Seven years have passed since that resurgence, and the storm has only grown stronger. The chants have gone digital, the grievances sharper, and the government’s response still as always defensive, dismissive, and deaf. The IPOB movement continues to resonate across eastern streets and diaspora channels, but the internal cracks are now louder. Who exactly is included in this second coming of Biafra? The geography has expanded, but consensus has shrunk.
Because, as the country runs from office to office in confusion, there is greater confusion among the ‘Biafrans’ themselves. The question of identity is still not solved. Dissenting voices rise every day from the many tribes of the Niger Delta. Here and there, they always throw up that exclusion threat to the Igbos: we are not Biafrans. How can this help the cause?
What are the core Biafrans doing about it? If, after fifty years, the mistake of Ojukwu is not corrected, what is the guarantee that this new age agitation will end differently?

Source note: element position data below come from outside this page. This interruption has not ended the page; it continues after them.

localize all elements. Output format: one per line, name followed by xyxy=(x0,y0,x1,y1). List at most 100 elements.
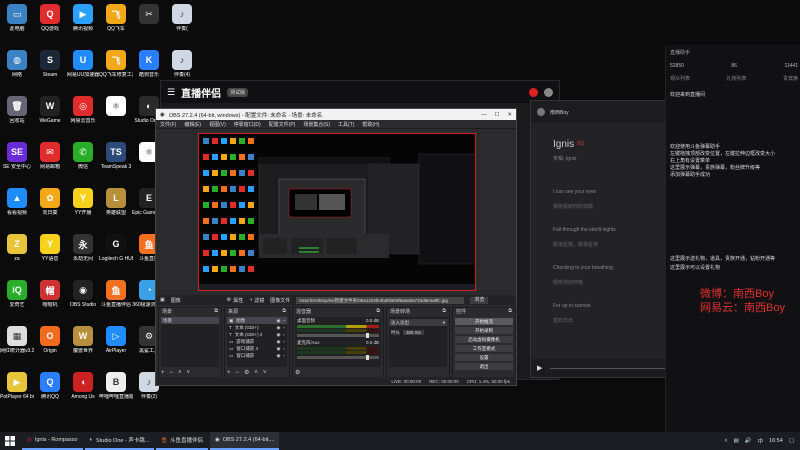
gear-icon[interactable]: ⚙ xyxy=(244,369,249,376)
scene-item[interactable]: 场景 xyxy=(161,317,219,324)
filters-button[interactable]: ◑ 滤镜 xyxy=(249,297,264,304)
volume-icon[interactable]: 🔊 xyxy=(745,438,752,444)
remove-icon[interactable]: − xyxy=(170,370,174,376)
control-button[interactable]: 开始录制 xyxy=(455,327,513,334)
desktop-icon[interactable]: 帽帽帽机 xyxy=(33,280,67,322)
taskbar-item-douyu[interactable]: 鱼 斗鱼直播伴侣 xyxy=(156,432,208,450)
desktop-icon[interactable]: O Origin xyxy=(33,326,67,368)
desktop-icon[interactable]: ▲ 看看视频 xyxy=(0,188,34,230)
desktop-icon[interactable]: iQ 爱奇艺 xyxy=(0,280,34,322)
source-item[interactable]: T 文本 (GDI+) ◉ ▫ xyxy=(227,324,287,331)
visibility-icon[interactable]: ◉ xyxy=(276,346,280,352)
chevron-up-icon[interactable]: ˄ xyxy=(724,438,727,444)
browse-button[interactable]: 浏览 xyxy=(470,296,489,304)
tab-vip[interactable]: 贵宾席 xyxy=(783,75,798,82)
lock-icon[interactable]: ▫ xyxy=(283,325,287,330)
menu-item[interactable]: 视图(V) xyxy=(209,121,226,128)
properties-button[interactable]: ⚙ 属性 xyxy=(227,297,244,304)
input-language[interactable]: 中 xyxy=(758,437,764,445)
obs-preview[interactable] xyxy=(198,133,476,291)
transition-select[interactable]: 淡入淡出 ▾ xyxy=(389,319,447,326)
notification-icon[interactable]: ▢ xyxy=(789,438,794,444)
desktop-icon[interactable]: S Steam xyxy=(33,50,67,92)
desktop-icon[interactable]: TS TeamSpeak 3 xyxy=(99,142,133,184)
desktop-icon[interactable]: Q QQ游戏 xyxy=(33,4,67,46)
down-icon[interactable]: ˅ xyxy=(263,370,267,376)
volume-slider[interactable] xyxy=(297,355,379,360)
desktop-icon[interactable]: ✿ 向日葵 xyxy=(33,188,67,230)
remove-icon[interactable]: − xyxy=(236,370,240,376)
obs-window[interactable]: ◉ OBS 27.2.4 (64-bit, windows) - 配置文件: 未… xyxy=(155,108,517,386)
desktop-icon[interactable]: ◎ 网易云音乐 xyxy=(66,96,100,138)
duration-field[interactable]: 300 ms xyxy=(403,330,424,335)
lock-icon[interactable]: ▫ xyxy=(283,339,287,344)
source-item[interactable]: ▭ 窗口捕获 3 ◉ ▫ xyxy=(227,345,287,352)
source-item[interactable]: ▭ 窗口捕获 ◉ ▫ xyxy=(227,352,287,359)
lock-icon[interactable]: ▫ xyxy=(283,346,287,351)
control-button[interactable]: 设置 xyxy=(455,354,513,361)
desktop-icon[interactable]: ▶ PotPlayer 64 bit xyxy=(0,372,34,414)
desktop-icon[interactable]: ▷ AirPlayer xyxy=(99,326,133,368)
maximize-icon[interactable]: ☐ xyxy=(494,112,499,118)
desktop-icon[interactable]: Zza xyxy=(0,234,34,276)
up-icon[interactable]: ˄ xyxy=(254,370,258,376)
add-icon[interactable]: + xyxy=(161,370,165,376)
menu-item[interactable]: 文件(F) xyxy=(160,121,176,128)
desktop-icon[interactable]: ▭ 此电脑 xyxy=(0,4,34,46)
music-user-name[interactable]: 南西Boy xyxy=(550,109,569,116)
avatar[interactable] xyxy=(537,108,545,116)
record-icon[interactable] xyxy=(529,87,538,97)
desktop-icon[interactable]: W 魔兽世界 xyxy=(66,326,100,368)
menu-item[interactable]: 停靠窗口(D) xyxy=(234,121,261,128)
dock-close-icon[interactable]: ⧉ xyxy=(376,308,380,316)
taskbar-item-music[interactable]: ◎ Ignis - Rompasso xyxy=(22,432,83,450)
taskbar-item-studio-one[interactable]: ◐ Studio One - 声卡跳... xyxy=(84,432,155,450)
dock-close-icon[interactable]: ⧉ xyxy=(214,308,218,316)
close-icon[interactable]: ✕ xyxy=(507,112,512,118)
lock-icon[interactable]: ▫ xyxy=(283,318,287,323)
desktop-icon[interactable]: 永永劫无间 xyxy=(66,234,100,276)
menu-item[interactable]: 编辑(E) xyxy=(184,121,201,128)
desktop-icon[interactable]: ◍ 网络 xyxy=(0,50,34,92)
desktop-icon[interactable]: ✉ 网易邮箱 xyxy=(33,142,67,184)
source-item[interactable]: T 文本 (GDI+) 2 ◉ ▫ xyxy=(227,331,287,338)
visibility-icon[interactable]: ◉ xyxy=(276,318,280,324)
desktop-icon[interactable]: B 哔哩哔哩直播姬 xyxy=(99,372,133,414)
play-icon[interactable]: ▶ xyxy=(537,364,542,372)
slider-handle[interactable] xyxy=(366,333,369,338)
menu-item[interactable]: 工具(T) xyxy=(338,121,354,128)
desktop-icon[interactable]: ▶ 腾讯视频 xyxy=(66,4,100,46)
desktop-icon[interactable]: 飞 QQ飞车修复工具 xyxy=(99,50,133,92)
dock-close-icon[interactable]: ⧉ xyxy=(508,308,512,316)
down-icon[interactable]: ˅ xyxy=(187,370,191,376)
desktop-icon[interactable]: Q 腾讯QQ xyxy=(33,372,67,414)
source-item[interactable]: ▣ 图像 ◉ ▫ xyxy=(227,317,287,324)
desktop-icon[interactable]: SE SE 安全中心 xyxy=(0,142,34,184)
desktop-icon[interactable]: ▦ 网红统计器v3.2.0 xyxy=(0,326,34,368)
desktop-icon[interactable]: Y YY开播 xyxy=(66,188,100,230)
avatar[interactable] xyxy=(544,87,553,97)
control-button[interactable]: 开始推流 xyxy=(455,318,513,325)
clock[interactable]: 16:54 xyxy=(769,438,783,444)
desktop-icon[interactable]: L 英雄联盟 xyxy=(99,188,133,230)
lock-icon[interactable]: ▫ xyxy=(283,332,287,337)
visibility-icon[interactable]: ◉ xyxy=(276,325,280,331)
visibility-icon[interactable]: ◉ xyxy=(276,332,280,338)
desktop-icon[interactable]: U 网易UU加速器 xyxy=(66,50,100,92)
desktop-icon[interactable]: G Logitech G HUB xyxy=(99,234,133,276)
volume-slider[interactable] xyxy=(297,333,379,338)
gear-icon[interactable]: ⚙ xyxy=(295,369,300,376)
control-button[interactable]: 工作室模式 xyxy=(455,345,513,352)
desktop-icon[interactable]: 飞 QQ飞车 xyxy=(99,4,133,46)
desktop-icon[interactable]: 🗑 回收站 xyxy=(0,96,34,138)
desktop-icon[interactable]: ✆ 微信 xyxy=(66,142,100,184)
desktop-icon[interactable]: ♪ 伴奏( xyxy=(165,4,199,46)
desktop-icon[interactable]: Y YY语音 xyxy=(33,234,67,276)
menu-item[interactable]: 配置文件(P) xyxy=(269,121,296,128)
desktop-icon[interactable]: W WeGame xyxy=(33,96,67,138)
desktop-icon[interactable]: ⚛ xyxy=(99,96,133,138)
desktop-icon[interactable]: ✂ xyxy=(132,4,166,46)
add-icon[interactable]: + xyxy=(227,370,231,376)
desktop-icon[interactable]: 鱼斗鱼直播伴侣 xyxy=(99,280,133,322)
taskbar-item-obs[interactable]: ◉ OBS 27.2.4 (64-bit,... xyxy=(209,432,280,450)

What makes us think that Kanu will not end up in history books as the second Ojukwu, who did not win Biafra?
Referendum for Whom?
Biafra may have the international sympathy it lacked in the ’60s. It may even have the digital organisation and cultural momentum. But referendum for whom, particularly? That question cannot be answered without addressing identity and geography.
Suppose those dissenting voices are not being listened to or followed up on in the backdrop of the bigger agitation, which I believe is not being done until it becomes unavoidable. Is the whole agitation not a case of a debtor begging his creditor for life while annihilating those who owe him?
Many have said Nigeria has remained one in terms of the northern Hausa/Fulani hegemony, which has caused national disaffections. Fair point. But will Biafra then become a country of the East and South on Igbo terms? What is worth doing is worth doing well.
I reckon there is no better time for Biafra to be born. And, as a Niger Deltan, despite the biases and archetypal views my people have for the Igbos, I am not bothered about which country I belong to. I am currently a Nigerian, a patriotic one at that. But there is nothing I have particularly gained from the government, so to speak.
I didn’t receive the best education because I couldn’t afford to attend a private institution or travel abroad. All my life, I’ve seen generator-generated power, even to keep my phone alive or to blend pepper, that is, if I’m too weak to use the mortar.
I drink well water from the same land polluted by oil activities, or borehole water we dug ourselves, except when I have money for ‘pure’ water, or I’m a big boy with bottled water. Getting a job was a struggle after my university years. Prices of commodities have never been at a fair level. Security agents would rather harass me with their government-given guns than become a refuge.
My roads break the bones of the car before they break the tyres. My home suffers from environmental erosion, oil spillage, and policy silence. So, whether I end up a Biafran or remain a Nigerian is not a big deal to me, except that, as it is, it seems my people and I are being conscripted into another country, the same way 1914 made us Nigerians without our opinion.
It is either the Biafran Map is restructured (now that’s funny) to fit only the Igbos, or the core agitators embark on far-reaching consultations with the southern tribes. There needs to be an agreement among the South and the Igbos on the political structure of Biafra. Only then can the fears and suspicions be doused. Only then can there be one voice for the referendum.
Nigeria remains economically dependent on the Niger Delta, and if they join forces, Nigeria will be severely impacted. But what is being done? There has to be a unity of purpose. Otherwise, this call for a referendum sounds to the southerners like another Berlin Conference amalgamation reborn. Without the proper thing done, the whole Biafra or burst is a jamboree. I know my head will go for such utterance, but I think it has become a case of ajeku iyaloje (forgive my spelling).
A Fire Burning Wet Things
The current wave of the agitation, albeit strong and resolute, seems like a fire burning wet things. By the time the fire is quenched, one would find some tiny things unburnt because the one who set it thought all was dry.
The foundational things, seemingly unimportant, must be taken into consideration, handled and positively dusted before other things are gone. Agitators must know who the Biafrans are before agitating for Biafra; right now, the cart is still before the horse.
We must remember that Isaac Adaka-Boro had once declared a Niger Delta Republic, long before Biafra was conceived. That secession attempt was both out of anger against the Nigerian federal government and against the Eastern Region government. Over the years, the political hate for the latter has accumulated, built into a bigger and careless disrespect for the Igbos. That bias must be fixed. That hate must be cast away.
And the best way? A consultation table, whether round or square.
Meanwhile, while we debate whether all the southerners are Biafrans, there are still voices in the east pushing for restructuring. Another group wants Igbo presidency, restructured or not. So, three divergent demands from the same people, Biafra, restructuring, and presidency, which also raises the question: among the Igbos themselves, who are the Biafrans?
Referendum or no referendum, the identity and geographical issue must be put to bed, once and for all.
Southern politicians often claim that the North is holding the country hostage. But rather than waste every other person’s time with an ill-prepared agitation, why not channel that grievance into a successful restructuring and force the northern cabals into releasing the political reins of this nation?
That, I believe, will be more beneficial and more efficient. Yours sincerely.